COUR ADMINISTRATIVE D'APPEL DE LYON — Décision N° CAA69-20LY00595

mercredi 25 mai 2022

JuridictionCOUR ADMINISTRATIVE D'APPEL DE LYON
SectionCOUR ADMINISTRATIVE D'APPEL DE LYON
N° DossierCAA69-20LY00595
TypeDécision
Recoursexcès de pouvoir
PublicationC
Formation3ème chambre - formation à 3
Avocat requérantSELARL PADZUNASS SALVISBERG

Texte intégral

Vu la procédure suivante :

Procédure contentieuse antérieure

M. A B a demandé au tribunal administratif de Grenoble d'annuler la décision du 21 septembre 2017 par laquelle le président du conseil d'administration du service départemental d'incendie et de secours (SDIS) de la Savoie a refusé de lui allouer la nouvelle prestation de fidélisation et de reconnaissance.

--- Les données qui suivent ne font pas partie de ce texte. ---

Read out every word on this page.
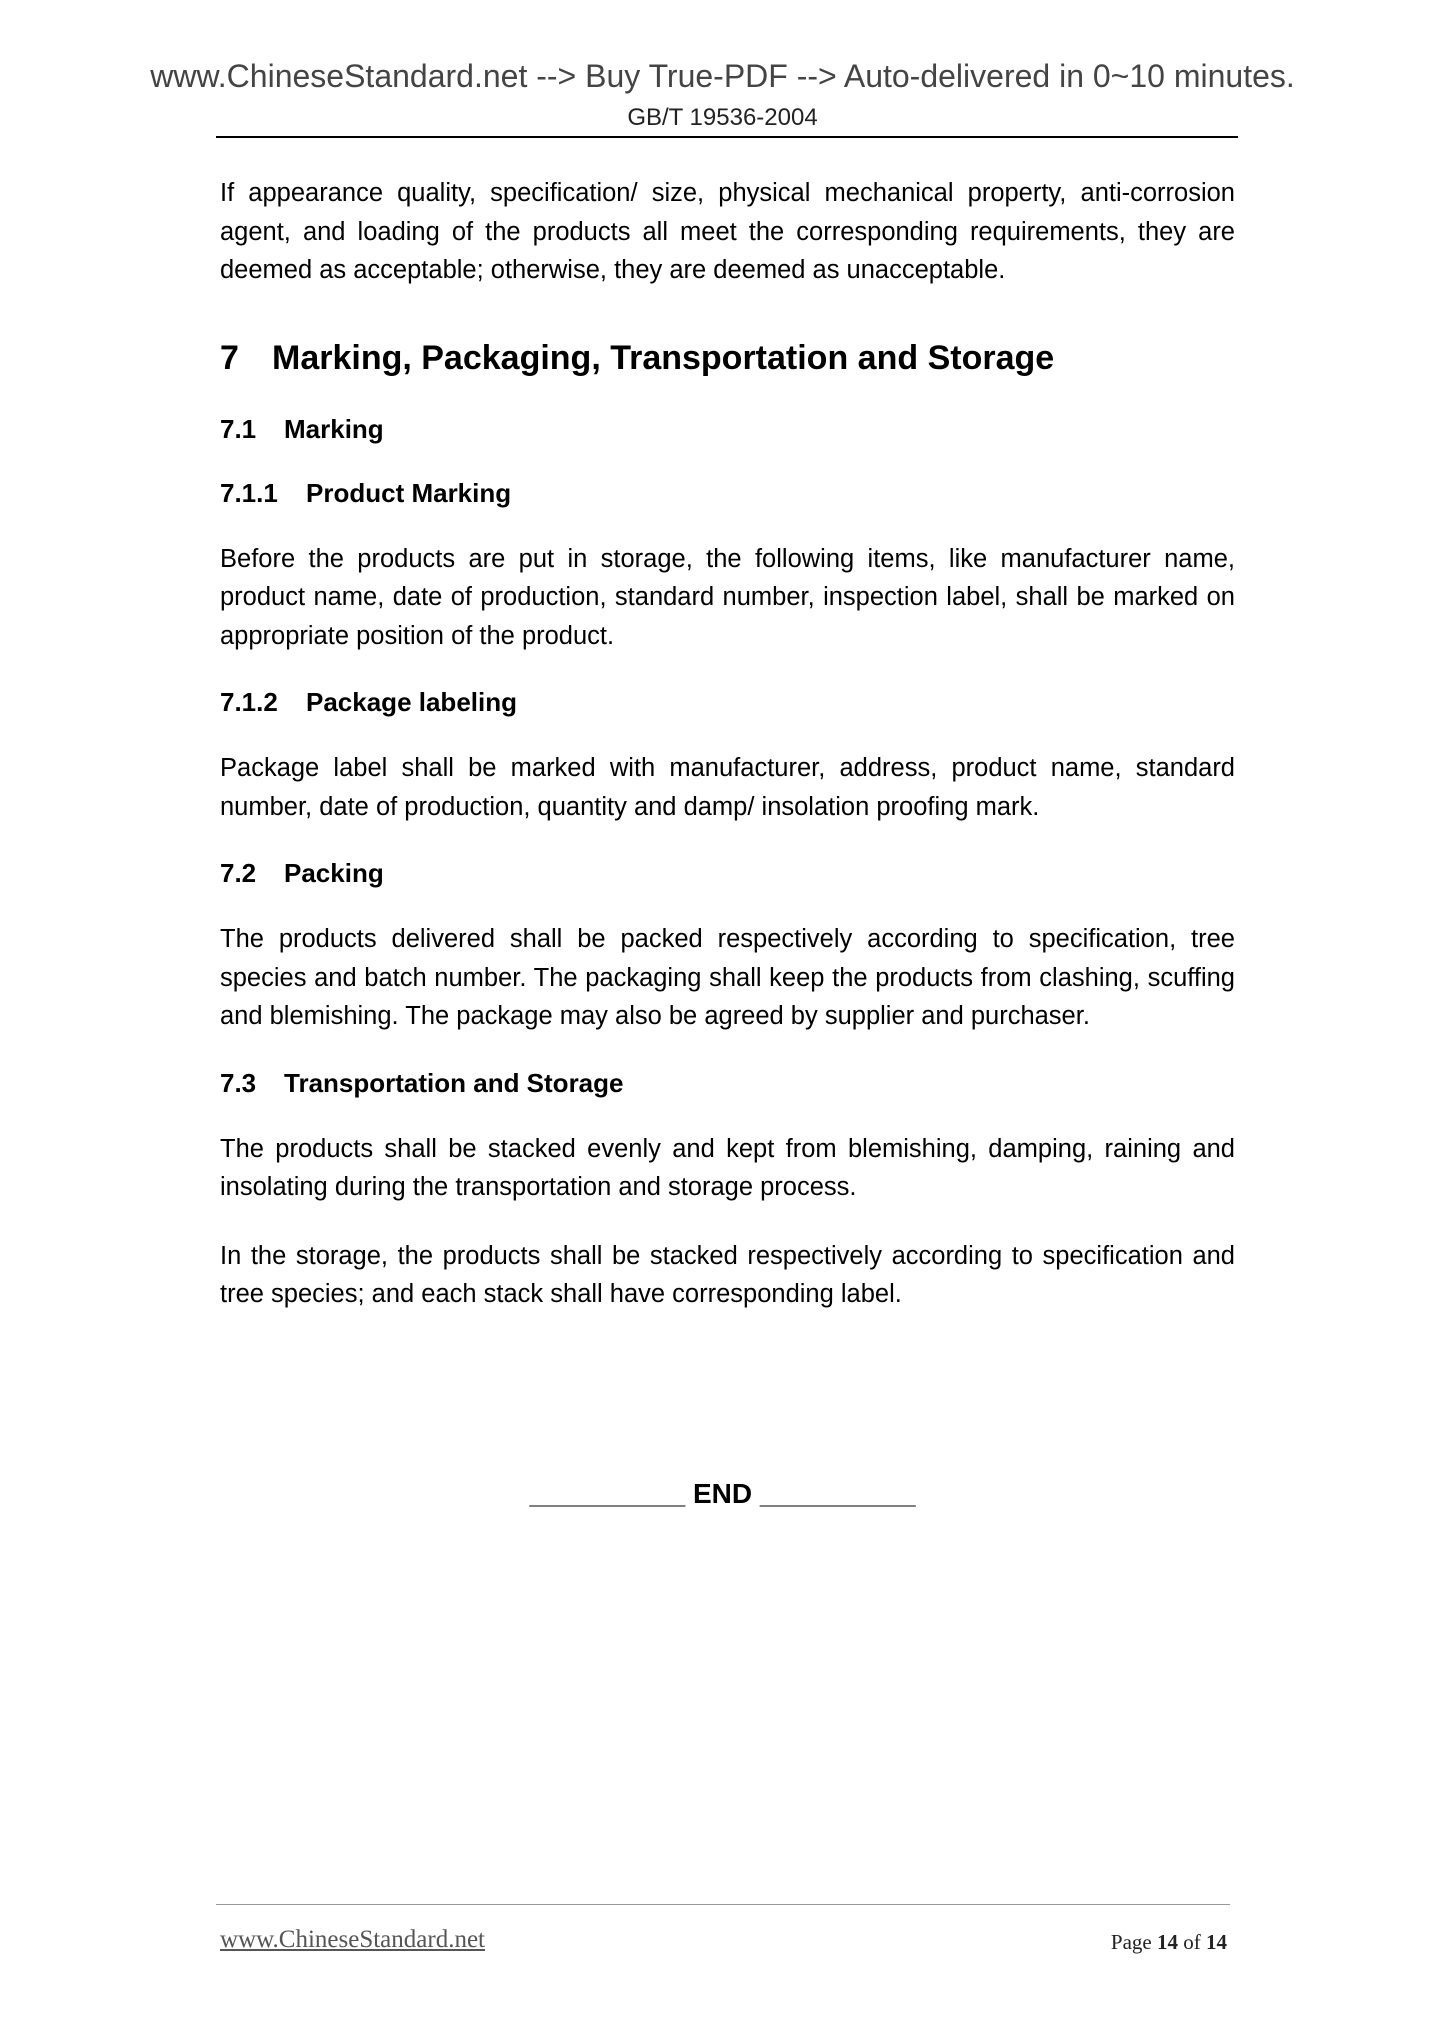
www.ChineseStandard.net --> Buy True-PDF --> Auto-delivered in 0~10 minutes.
GB/T 19536-2004

If appearance quality, specification/ size, physical mechanical property, anti-corrosion agent, and loading of the products all meet the corresponding requirements, they are deemed as acceptable; otherwise, they are deemed as unacceptable.

7 Marking, Packaging, Transportation and Storage
7.1 Marking
7.1.1 Product Marking

Before the products are put in storage, the following items, like manufacturer name, product name, date of production, standard number, inspection label, shall be marked on appropriate position of the product.

7.1.2 Package labeling

Package label shall be marked with manufacturer, address, product name, standard number, date of production, quantity and damp/ insolation proofing mark.

7.2 Packing

The products delivered shall be packed respectively according to specification, tree species and batch number. The packaging shall keep the products from clashing, scuffing and blemishing. The package may also be agreed by supplier and purchaser.

7.3 Transportation and Storage

The products shall be stacked evenly and kept from blemishing, damping, raining and insolating during the transportation and storage process.

In the storage, the products shall be stacked respectively according to specification and tree species; and each stack shall have corresponding label.

__________ END __________
www.ChineseStandard.net	Page 14 of 14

Par un jugement n° 1706515 du 12 décembre 2019, le tribunal administratif de Grenoble a rejeté cette demande.

Procédure devant la cour

Par une requête et un mémoire en réplique, enregistrés les 11 février et 17 décembre 2020, M. B, représenté par Me Salvisberg, demande à la cour :

1°) de sursoir à statuer jusqu'à ce qu'il ait été définitivement statué sur la validité de la résiliation de son engagement de sapeur-pompier volontaire ;

2°) à défaut, d'annuler ce jugement du tribunal administratif de Grenoble du 12 décembre 2019 et la décision du 21 septembre 2017 ;

3°) de dire et juger qu'il est en droit de bénéficier de la nouvelle prestation de fidélisation et de reconnaissance ;

4°) de mettre une somme de 5 000 euros à la charge du SDIS de la Savoie au titre de l'article L. 761-1 du code de justice administrative.

Il soutient que :

- c'est à tort que le tribunal, faisant application de l'article 15-10 de la loi du 3 mai 1996, a considéré qu'il n'avait pas droit au bénéfice de la nouvelle prestation de fidélisation et de reconnaissance qui, lorsque la cessation d'activité fait suite à un accident en service commandé, n'est pas subordonnée à une condition d'âge ou d'ancienneté ;

- le SDIS a reconnu que la gêne fonctionnelle de l'œil droit est imputable à l'accident du 13 février 2018 et a reconnu l'imputabilité au service de la rechute du 18 juin 2012.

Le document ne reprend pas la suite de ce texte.